In the comic, its more the technology has become redudent and isn't used anymore.
Its just a feel brah
this happened last week ago
>returning back to school after being sick
>find out that teacher had a miscarrige
>brought her 4 year old daughter with her to her class room
>she looks really sad
>all the others dont care
>i go up and talk to her
>"hey whats youre name?"
>"thats a beautiful name, whats wrong?"
>"im sad i dont get a baby brother"
>she starts crying
>i then go and grab my phone and my headphones
>give her the headphones and ask her what her favorite shows are
>my little pony, sophia the first, mickey mouse clubhouse
>go onto youtube and find episodes of said shows
>she stops crying and is content
>after all work is done we have a free period
>gracie comes up to me with a book
>"i dont know how to read this can you read it to me anon?"
>voice is still shot from being sick but not bad enough where she cant hear it
>read her the book she seems very happy at this point
>teacher then asks me to take something up to the office
>before i leave to go to the office gracie tags along
>after dropping off the letter i then ask "gracie you want anything from the vending machine?"

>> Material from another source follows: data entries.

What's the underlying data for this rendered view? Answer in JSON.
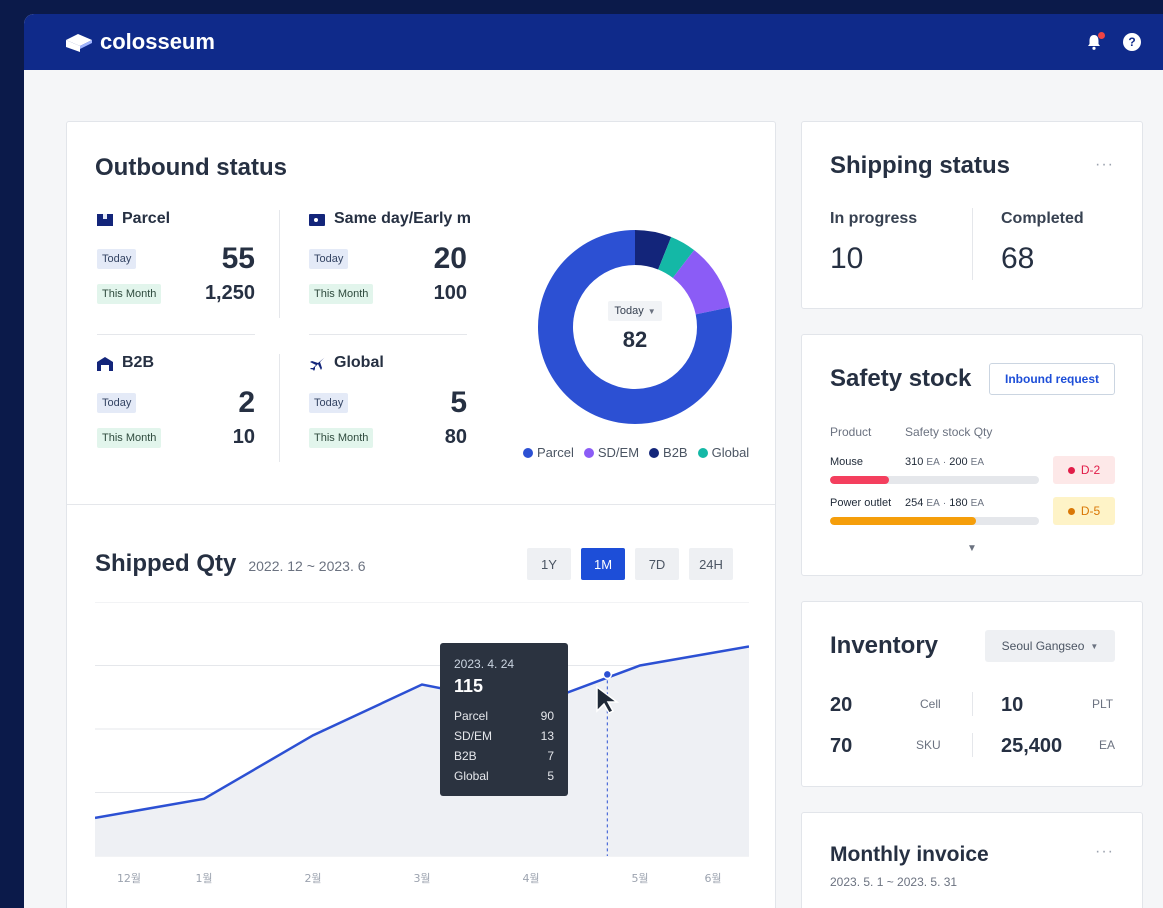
{
  "app": {
    "brand": "colosseum"
  },
  "outbound": {
    "title": "Outbound status",
    "today_tag": "Today",
    "month_tag": "This Month",
    "metrics": [
      {
        "name": "Parcel",
        "today": "55",
        "month": "1,250"
      },
      {
        "name": "Same day/Early m",
        "today": "20",
        "month": "100"
      },
      {
        "name": "B2B",
        "today": "2",
        "month": "10"
      },
      {
        "name": "Global",
        "today": "5",
        "month": "80"
      }
    ],
    "donut": {
      "selector": "Today",
      "total": "82",
      "legend": [
        "Parcel",
        "SD/EM",
        "B2B",
        "Global"
      ],
      "colors": {
        "Parcel": "#2c50d3",
        "SD/EM": "#8b5cf6",
        "B2B": "#13257a",
        "Global": "#14b8a6"
      }
    }
  },
  "shipped": {
    "title": "Shipped Qty",
    "range": "2022. 12 ~ 2023. 6",
    "buttons": [
      "1Y",
      "1M",
      "7D",
      "24H"
    ],
    "active": "1M",
    "tooltip": {
      "date": "2023. 4. 24",
      "total": "115",
      "rows": [
        {
          "label": "Parcel",
          "value": "90"
        },
        {
          "label": "SD/EM",
          "value": "13"
        },
        {
          "label": "B2B",
          "value": "7"
        },
        {
          "label": "Global",
          "value": "5"
        }
      ]
    }
  },
  "chart_data": {
    "type": "line",
    "categories": [
      "12월",
      "1월",
      "2월",
      "3월",
      "4월",
      "5월",
      "6월"
    ],
    "x_labels": [
      "12월",
      "1월",
      "2월",
      "3월",
      "4월",
      "5월",
      "6월"
    ],
    "series": [
      {
        "values": [
          30,
          45,
          95,
          135,
          118,
          150,
          165
        ]
      }
    ],
    "ylim": [
      0,
      200
    ],
    "grid": true,
    "highlight": {
      "x": "2023. 4. 24",
      "y": 115
    }
  },
  "shipping": {
    "title": "Shipping status",
    "in_progress_label": "In progress",
    "in_progress": "10",
    "completed_label": "Completed",
    "completed": "68"
  },
  "safety": {
    "title": "Safety stock",
    "button": "Inbound request",
    "col_product": "Product",
    "col_qty": "Safety stock Qty",
    "items": [
      {
        "product": "Mouse",
        "qty1": "310",
        "qty2": "200",
        "unit": "EA",
        "fill": 0.28,
        "color": "#f43f5e",
        "badge": "D-2",
        "badge_bg": "#fde8e8",
        "badge_fg": "#e11d48"
      },
      {
        "product": "Power outlet",
        "qty1": "254",
        "qty2": "180",
        "unit": "EA",
        "fill": 0.7,
        "color": "#f59e0b",
        "badge": "D-5",
        "badge_bg": "#fef3c7",
        "badge_fg": "#d97706"
      }
    ],
    "sep": "·"
  },
  "inventory": {
    "title": "Inventory",
    "warehouse": "Seoul Gangseo",
    "cells": [
      {
        "value": "20",
        "unit": "Cell"
      },
      {
        "value": "10",
        "unit": "PLT"
      },
      {
        "value": "70",
        "unit": "SKU"
      },
      {
        "value": "25,400",
        "unit": "EA"
      }
    ]
  },
  "invoice": {
    "title": "Monthly invoice",
    "range": "2023. 5. 1 ~ 2023. 5. 31"
  },
  "more": "···"
}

>buy her a bag of M&Ms tell her not to open it unless her mom says so
>teacher says its ok and she eats them
>few minutes later its time for me to catch the public bus for a ride home
>gracie starts getting sad and wanted me to draw with her
>decide ill catch the next bus
>draw a pony with her
>head home after that
>come back to school
>teacher pulls me aside
>says thank you for cheering her up and gives me 10 extra credit points
>ex finds out about this and bakes me a bunch of cookies
>teacher then gives me something
>its a drawing of gracie and i with a flower
>"tell her i said thank you very much"
>head back home
>hang the drawing in my room
>TFW i've been feeling pretty good for the past few days
Can we talk about good feels for a change?
I don't want to lose her, I know I'd regret it, I already regret the fact that we're not as close as we used to be because of me. But I just don't know what to do anymore. I treated her like such shit, I really don't understand why she's still sticking around, and I don't know what I can do to ever say sorry for what a dick I was, or thank for her for trying to help me with my depression.